二人は神妙な面持ちで互いの為に頷き合い、
「ユダ、あなたの希望を祈る」
「こちらこそ、主神エルバーナにあなたの希望を祈ります」
互いの為に祈り合った。
買い手が決まったのか、絶望に打ちひしがれる奴隷の男が一人、また一人とステージ裏に投げ出されてくる。
あまりにも痛々しい光景にクリスは目を塞ぎ、怒りを口にした。
「こんな奴等、野放しにしていていいはずがない……なのに、帝国軍は……」
「単身でこの場に乗り込んだのですか? あなた自身の正義を貫く為に」
怒りに拳を震わせるクリスに、穏やかな口調でユダが問い掛ける。
「これほどの邪悪を野放しにするなど決してあってはならない。
幾ら帝国がふざけた命を出そうとも、そんなものに傾ける耳など持ち合わせるつもりはない」
「気高く強く、そして美しい……ヒューマンにしておくには勿体ないお方です」
思わずクリスは自分の目を疑った。
それもそのはず、あれほどまで絶望に浸ってしまっていたユダの瞳に光が宿り、小さく笑ったようにも見える。
「ユダ?」
美しいことで知られるエルフ族の笑顔は絵画でも見ているかのようで、同じく女性のクリスの心すら虜にしてしまうほど。

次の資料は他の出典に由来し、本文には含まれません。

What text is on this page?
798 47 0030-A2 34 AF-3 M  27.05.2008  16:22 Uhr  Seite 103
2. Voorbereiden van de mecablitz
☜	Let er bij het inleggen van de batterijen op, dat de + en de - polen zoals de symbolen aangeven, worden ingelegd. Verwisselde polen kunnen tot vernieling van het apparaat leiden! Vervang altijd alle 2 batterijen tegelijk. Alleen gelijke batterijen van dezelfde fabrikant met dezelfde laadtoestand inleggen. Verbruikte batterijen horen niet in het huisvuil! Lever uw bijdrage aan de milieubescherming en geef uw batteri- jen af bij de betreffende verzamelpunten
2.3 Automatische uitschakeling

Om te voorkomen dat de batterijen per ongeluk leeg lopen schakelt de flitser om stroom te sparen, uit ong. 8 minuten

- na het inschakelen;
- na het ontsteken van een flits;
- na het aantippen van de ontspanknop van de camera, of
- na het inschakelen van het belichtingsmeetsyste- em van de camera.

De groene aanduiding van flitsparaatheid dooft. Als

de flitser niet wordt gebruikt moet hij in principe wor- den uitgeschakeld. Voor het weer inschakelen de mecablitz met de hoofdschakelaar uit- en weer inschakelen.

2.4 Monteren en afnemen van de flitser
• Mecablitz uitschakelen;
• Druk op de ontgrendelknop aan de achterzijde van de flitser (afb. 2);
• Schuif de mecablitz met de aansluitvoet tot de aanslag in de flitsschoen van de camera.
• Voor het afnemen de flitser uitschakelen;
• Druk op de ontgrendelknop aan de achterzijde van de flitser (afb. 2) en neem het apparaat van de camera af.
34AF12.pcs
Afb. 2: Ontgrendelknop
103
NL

「あなたにはきっとエルバーナの加護がありましょう、私達エルフ族は契約や約束事に対し忠実な種族です。
これは世辞や出任せなどでは決してありません、あなたの無事をここに私が約束しましょう」
そう言ってユダはボロボロの布切れを纏う体を起こし、二本の細い脚で立った。
「なんだ? 何をしてる」
見張りのゴロツキ達が唯一、自らの足で立つユダに気付くまで時間はかからず、すぐに歩み寄ろうと一歩踏み出す。
刹那、ユダの手から出た火の玉がゴロツキ達に襲い掛かり、ステージ裏で轟音と共に爆発した。
「なにっ!? 馬鹿な!」
間一髪のところで火の玉を避けた一人のゴロツキ。その表情には隠しきれない焦りや驚きがにじみ出ている。
「ユダ!? 何故、今魔法を……」
驚きを隠せないのはゴロツキ達だけではない。クリスも、周りにいるユダと同様の首輪をつけた奴隷達も、皆一様に驚いていた。
「スキル封印の錠をつけられながら、何故魔法を使えるのか……そう問いたいようですね」
ユダ達の首に着けられた首輪は『スキル封印の錠』といって、ごく一部でしか出回っていない貴重なスキル系統を一切封じるレアアイテム。
これをつけられれば、どれほど有名な魔法使いであろうとも無力化されてしまうのだが、彼女は首輪を与えられながら魔法を使ってみせた。
「簡単なことです」
客席からざわめきが聞こえ、ステージからドタバタと走ってくる足音が聞こえる。大方、ブラックマーケットを警備しているゴロツキ達のものだろう。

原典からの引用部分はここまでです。